Sprechstunde Atem aus der Maschine

Die künstliche Beatmung zählt längst zu den unentbehrlichen Standards bei Operationen. Vielen Schwerkranken rettet sie das Überleben.

Unsere Leserin Heidi M. aus Düsseldorf fragt: "Letztes Jahr musste meine Mutter operiert werden, und die Ärzte mussten sie nach der Operation künstlich beatmen. Das hat mir große Angst bereitet. Gott sei Dank ist alles gut gegangen. Ist so etwas nicht gefährlich?"

Markus Schmitz Auf den ersten Blick klingt der Begriff "künstliche Beatmung" in der Tat etwas bedrohlich. Allerdings ist dieses Verfahren schon sehr lange ein fester Therapiebestandteil der Akutmedizin. So beatmen wir Anästhesisten unsere Patienten während einer Vollnarkose grundsätzlich "künstlich". Das bedeutet, dass wir ihnen mit einem Beatmungsgerät Luft in die Lungen zuführen und somit die Atmung übernehmen, was aus mehreren Gründen notwendig ist. Zum einen sorgen die starken Schmerzmittel, die wir zur Narkose einsetzen, dafür, dass die Atmung verflacht. Zum anderen müssen Patienten für einige Operationen vollständig muskelentspannt sein, damit etwa am Bauch operiert werden kann. Durch die erschlaffte Muskulatur kann der Patient dann selbstständig nicht mehr ausreichend atmen. Die Maschine überbrückt diese Zeit für ihn.

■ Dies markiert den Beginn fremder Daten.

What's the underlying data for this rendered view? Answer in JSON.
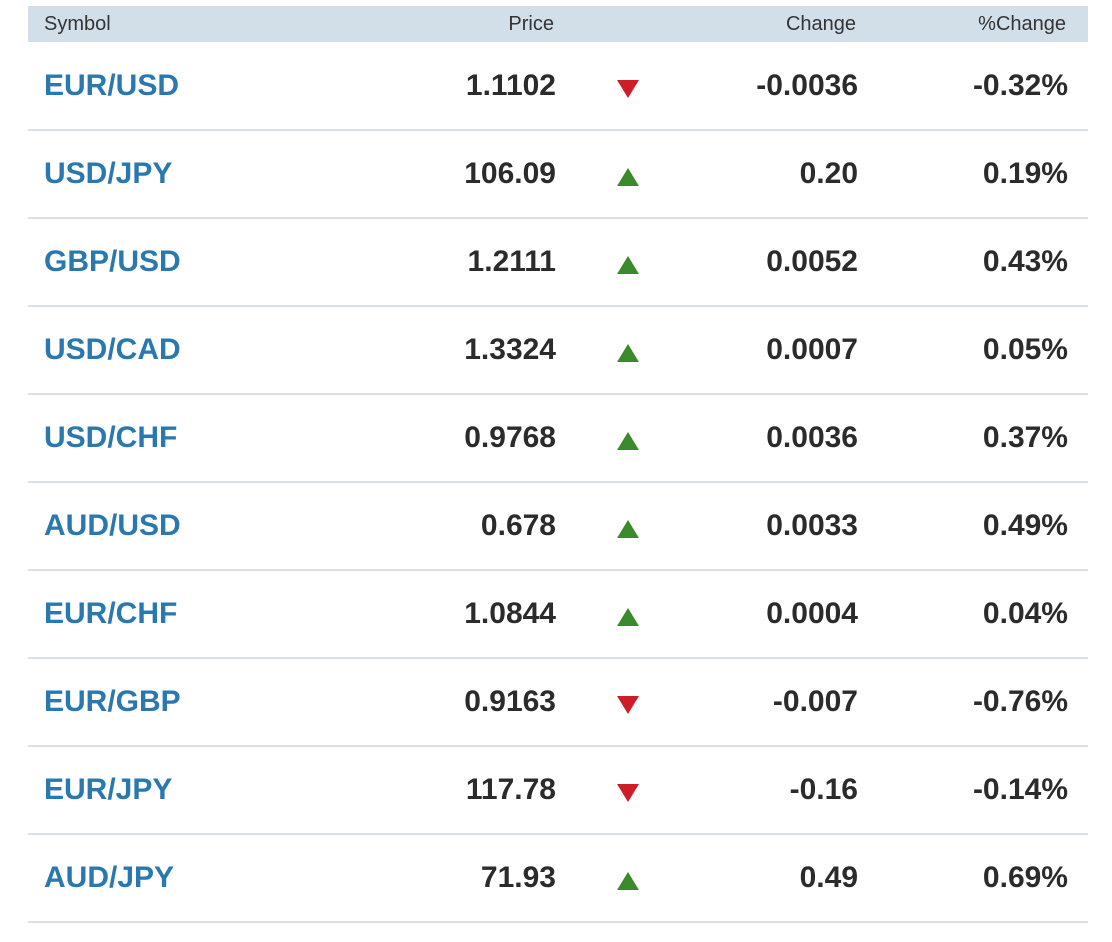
{
  "table": {
    "headers": {
      "symbol": "Symbol",
      "price": "Price",
      "change": "Change",
      "pct_change": "%Change"
    },
    "colors": {
      "up": "#3c8a2e",
      "down": "#cc1d29",
      "link": "#2a78b0",
      "header_bg": "#d3dfe8"
    },
    "rows": [
      {
        "symbol": "EUR/USD",
        "price": "1.1102",
        "direction": "down",
        "change": "-0.0036",
        "pct_change": "-0.32%"
      },
      {
        "symbol": "USD/JPY",
        "price": "106.09",
        "direction": "up",
        "change": "0.20",
        "pct_change": "0.19%"
      },
      {
        "symbol": "GBP/USD",
        "price": "1.2111",
        "direction": "up",
        "change": "0.0052",
        "pct_change": "0.43%"
      },
      {
        "symbol": "USD/CAD",
        "price": "1.3324",
        "direction": "up",
        "change": "0.0007",
        "pct_change": "0.05%"
      },
      {
        "symbol": "USD/CHF",
        "price": "0.9768",
        "direction": "up",
        "change": "0.0036",
        "pct_change": "0.37%"
      },
      {
        "symbol": "AUD/USD",
        "price": "0.678",
        "direction": "up",
        "change": "0.0033",
        "pct_change": "0.49%"
      },
      {
        "symbol": "EUR/CHF",
        "price": "1.0844",
        "direction": "up",
        "change": "0.0004",
        "pct_change": "0.04%"
      },
      {
        "symbol": "EUR/GBP",
        "price": "0.9163",
        "direction": "down",
        "change": "-0.007",
        "pct_change": "-0.76%"
      },
      {
        "symbol": "EUR/JPY",
        "price": "117.78",
        "direction": "down",
        "change": "-0.16",
        "pct_change": "-0.14%"
      },
      {
        "symbol": "AUD/JPY",
        "price": "71.93",
        "direction": "up",
        "change": "0.49",
        "pct_change": "0.69%"
      }
    ]
  }
}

Die künstliche Beatmung hat also viele der großen und schweren Operationen erst möglich gemacht und ist ein Segen in der Entwicklung der Medizin. So können auch Menschen, die durch schwere Unfälle oder schwerste Erkrankungen Probleme mit ihrer Atmung und damit auch mit ihrer Sauerstoffversorgung haben, sehr sicher überleben.

Die Beatmung kann über eine Maske oder über einen kleinen Schlauch erfolgen, der in der Luftröhre platziert wird. In der Regel ist sie nur auf einen kurzen Zeitraum begrenzt, etwa über die Dauer einer Narkose. In seltenen Fällen erholt sich die Lungenfunktion von einer großen Operation nur langsam, so dass Patienten, wie in Ihrem beschriebenen Beispiel, etwas länger beatmet werden müssen. Hier wird dann die Narkose auf der Intensivstation weitergeführt, bis der Patient in der Lage ist, wieder selbstständig zu atmen. Eine schlechtere Prognose oder langfristige Schäden bedeutet das aber nicht.

Die moderne Beatmungstechnik hat sich in den letzten 50 Jahren von einer einfachen "Luftpumpe" zu einem ausgeklügelten System entwickelt, das sich sanft und schonend an die Bedingungen des Patienten anpasst. Deshalb lassen sich auch längere Zeiträume ohne ausreichende Lungenfunktion überbrücken. Kleine mobile Geräte machen sogar eine Langzeitbeatmung im eigenen häuslichen Umfeld möglich, so dass Menschen mit dauerhaft eingeschränkter Lungenfunktion durchaus zu Hause leben können.